What about former Britannia top dog Neville Richardson who at the time straddled the ill-fated merger to become CEO of Co-op Financial Services (then, costing the Co-op Group £1,352.74/day)? Here's an executive colossus who spanned the entire Co-op Bank/Britannia fiasco and famously said that he was "affronted by FSA’s accusation that there had been willful misreporting of the liquidity position”. As all else crashed about him he emerged, having handed on the poisoned chalice to the unfortunate Tootell, smiling at the other end with a handshake package worth £4.6 million plus generously remunerating directorships.

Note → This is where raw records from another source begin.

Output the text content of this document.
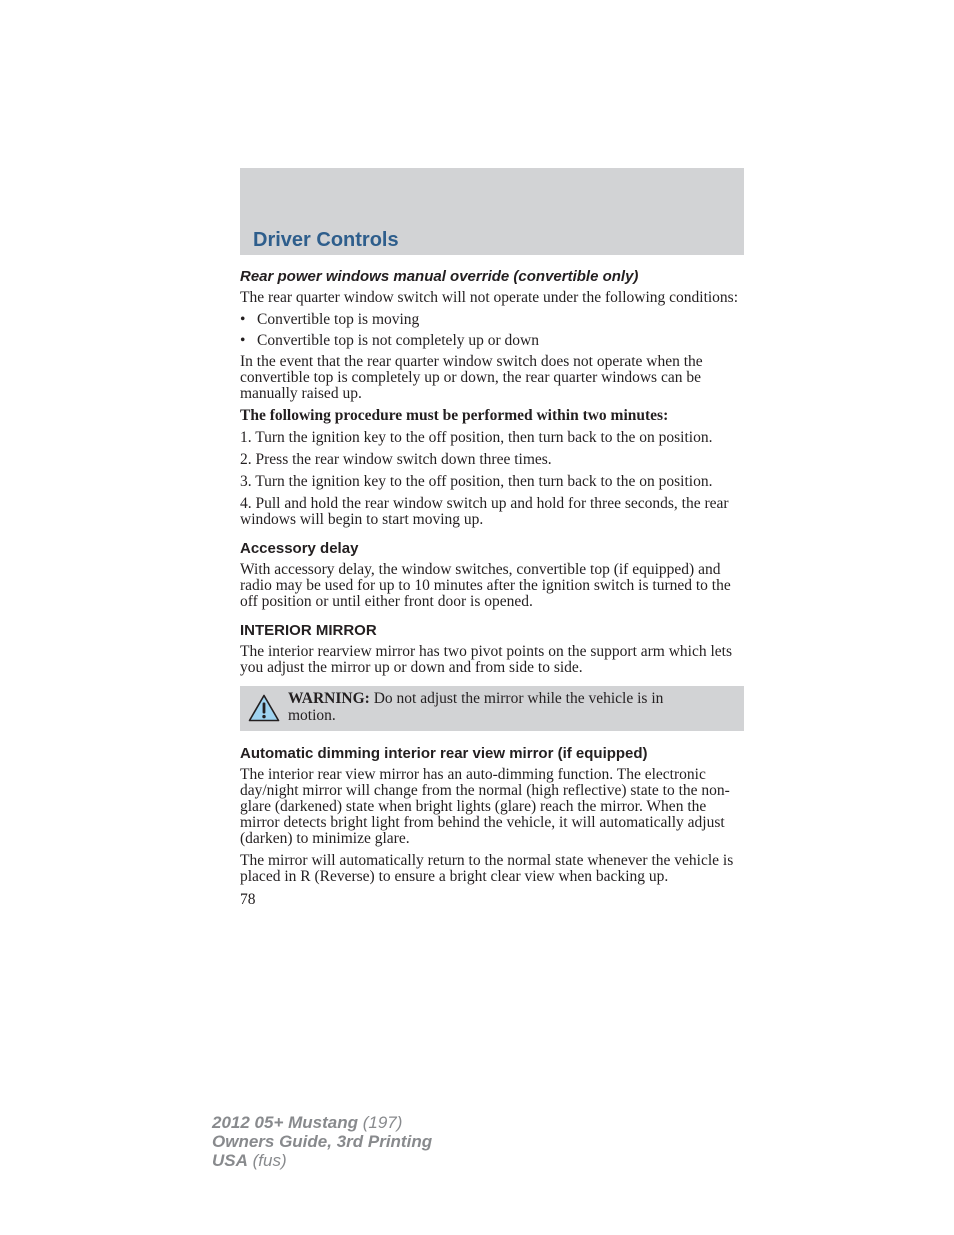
Driver Controls
Rear power windows manual override (convertible only)

The rear quarter window switch will not operate under the following conditions:

• Convertible top is moving
• Convertible top is not completely up or down

In the event that the rear quarter window switch does not operate when the convertible top is completely up or down, the rear quarter windows can be manually raised up.

The following procedure must be performed within two minutes:

1. Turn the ignition key to the off position, then turn back to the on position.

2. Press the rear window switch down three times.

3. Turn the ignition key to the off position, then turn back to the on position.

4. Pull and hold the rear window switch up and hold for three seconds, the rear windows will begin to start moving up.

Accessory delay

With accessory delay, the window switches, convertible top (if equipped) and radio may be used for up to 10 minutes after the ignition switch is turned to the off position or until either front door is opened.

INTERIOR MIRROR

The interior rearview mirror has two pivot points on the support arm which lets you adjust the mirror up or down and from side to side.

WARNING: Do not adjust the mirror while the vehicle is in motion.
Automatic dimming interior rear view mirror (if equipped)

The interior rear view mirror has an auto-dimming function. The electronic day/night mirror will change from the normal (high reflective) state to the non-glare (darkened) state when bright lights (glare) reach the mirror. When the mirror detects bright light from behind the vehicle, it will automatically adjust (darken) to minimize glare.

The mirror will automatically return to the normal state whenever the vehicle is placed in R (Reverse) to ensure a bright clear view when backing up.

78
2012 05+ Mustang (197)
Owners Guide, 3rd Printing
USA (fus)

And what about good old Rodney Pennington Baker-Bates, Chair of the Britannia Board at the time of the débâcle, a chartered accountant and Fellow of the Institute of Bankers, former chief executive of Prudential Financial Services, previously working in senior roles at Midland and Chase Manhattan Banks? He too straddled the merger to become Deputy Chairman of Co-operative Banking Group Limited from 2010 to July 2012. Now comfortably ensconced as Board Chair at Willis UK Ltd, First Assist Group Limited, and Cabot Financial (Europe) Limited and non Exec Director at Bedlam (sic) Asset Management PLC, was he not, too, at the epicentre of activities at the time and steeped in the kind of knowledge and experience that should have forewarned of impending disaster?
And then there are all the other Britannia Directors at the time of the merger - Bill Gordon (FCIB), Bridget Rosewell (MA, MPhil), Chris Jones (LLB), David McCarthy (BSc, ACA, AMCT), Francis Gugen, (FCA), Keith Cameron (BSc), Peter Harvey (ACIB, Dip FS), Phil Lee (BSc, CA), Stephen Kingsley (FCA), Tim Franklin (ACIB), and Tom Sawyer (Lord). The list of City accounting firms with whom these people had history is impressive. The majority of the Britannia Board worked previously for City giants the likes of Touche Ross, Ernst Young, Arthur Anderson, Price Waterhouse, and for investment banks like Barclays, JP Morgan, and Chase Manhattan. How could all that glittering accumulated knowledge and “professional” expertise have failed so stupendously (and still find happy Directorships at the Co-op and elsewhere)? I find it difficult to believe that this particular assortment of would-be knights, millionaires, and City accountants did not know of the £1.4 billion hole in the Britannia accounts. Surely, must they not have been either spectacularly incompetent or consciously and cynically fraudulent?
And what about all the “independent” “expert” professional Directors - Anne Gunther, David Davies, Euan Sutherland, Merlyn Lowther, Peter Harvey, Rodney Baker-Bates (again), Paul Hewitt, Penny Coates, Mike Cutt, John Longworth, Bob Newton - serving, for generous fees, the various Co-op Group Boards at various times?
And what about all the supporting (and handsomely remunerated) professional firms – KPMG, Deloitte, JP Morgan Cazanove, Price Waterhouse Cooper? Where were they when the chickens came home to roost?
And of course, what about Peter Marks CBE, Co-op Group chief exec throughout the débâcle (at the time, costing the Group £4,638.81/day), allegedly now sunning himself in warmer climes?
These are the kinds of people that we, the grunts (see We The Grunts), the ordinary uncelebrated and despicably amateur members, relied upon (and paid good money for) to interpret the mysteries and minefields of the day and forewarn us of the pit and pratfalls – clearly, to little and no avail.